Before his move to Ireland, Roux played rugby in his birthplace, lining out for the Stormers in Super Rugby and Western Province in the Currie Cup and Vodacom Cup.

==Club career==

===Early career===
Roux started playing for Western Province in 2011, and was a member of the side which won the 2012 Vodacom Cup, the team's first ever win in the competition. Roux's performances for Western Province led to a call up for Super Rugby side, the Stormers. He made his Super Rugby debut on 2 June 2012, replacing Eben Etzebeth in the 51st minute of 19–14 win over the Bulls.

===Leinster===
In June 2012 it was announced that Roux was moving to Irish provincial team Leinster on a one-year deal. He joined the squad for the 2012–13 season. Roux played in nine games in the 2012–13 Pro12, starting in seven of these. Roux did not feature for Leinster in the 2012–13 Heineken Cup as the team was eliminated in the pool stages. After the team were knocked down to the 2012–13 European Challenge Cup, however, Roux featured in each of Leinster's matches. He made his European debut as a replacement against London Wasps in the quarter-final, before also coming on as a replacement against Biarritz. Roux then started for Leinster in the Challenge Cup final against Stade Français, which saw Leinster crowned champions. He extended his contract with Leinster in March 2013, signing a two-year extension to the original deal.
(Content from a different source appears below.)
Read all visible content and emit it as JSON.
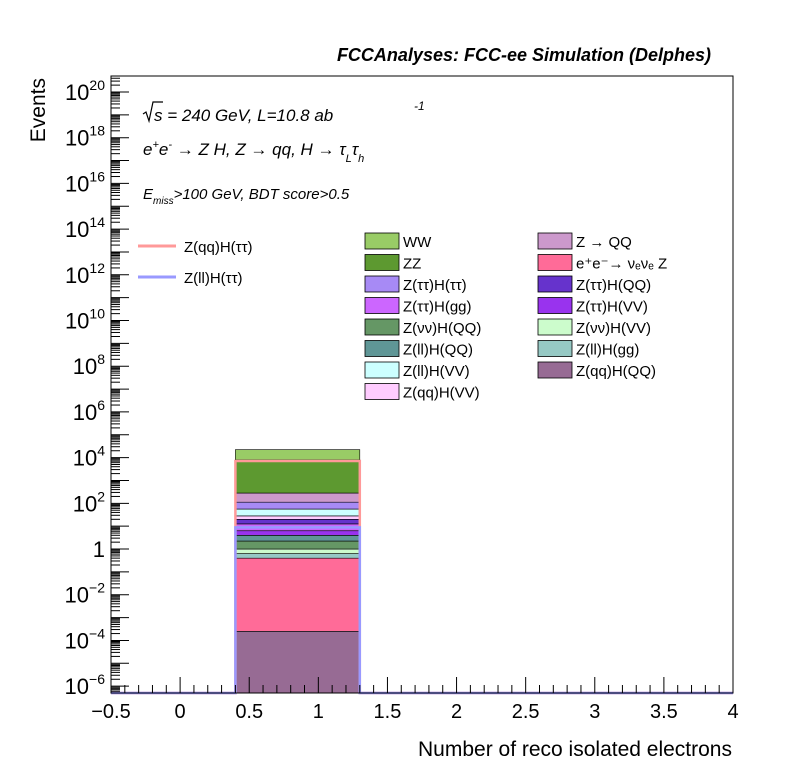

In the following season, Roux made seven appearances in the Pro12, with all but one of his appearances coming as starts. On 12 October 2013, Roux made his Heineken Cup debut. He came on as a replacement in the province's win over the Ospreys. Roux also made a replacement appearance against Castres the following week.

===Connacht===
Ahead the 2014–15 season, it was announced Roux was joining Connacht, another Irish province, on a loan deal to last until 31 December 2014. The move to Connacht saw him reunited with his former Western Province teammate Danie Poolman. Roux made his Connacht debut on 6 September 2014, when he started against Newport Gwent Dragons in the first game of the 2014–15 Pro12, and played the full 80 minutes in a Connacht victory. Roux started the game against his parent club Leinster on 19 September 2014, as Connacht pulled off an unlikely victory over their Irish rivals.

Roux continued to feature regularly for Connacht, and extended his loan deal for the remainder of the season, taking him to the end of his contract with Leinster. It was announced in January 2015 that at the end of his contract with Leinster, Roux would join Connacht permanently, with the second row signing a deal to take him up to the summer of 2017.

===Toulon===
On 14 June 2021, it was confirmed that Roux left Ireland to join French giants Toulon in the Top 14 competition ahead of the 2021-22 season.

===Bath===
On 27 June 2022, Roux moved to the UK as he signs for English side Bath in the Premiership Rugby for the 2022-23 season.

==International career==
Roux debuted for Ireland in the second test in their 2016 series against South Africa.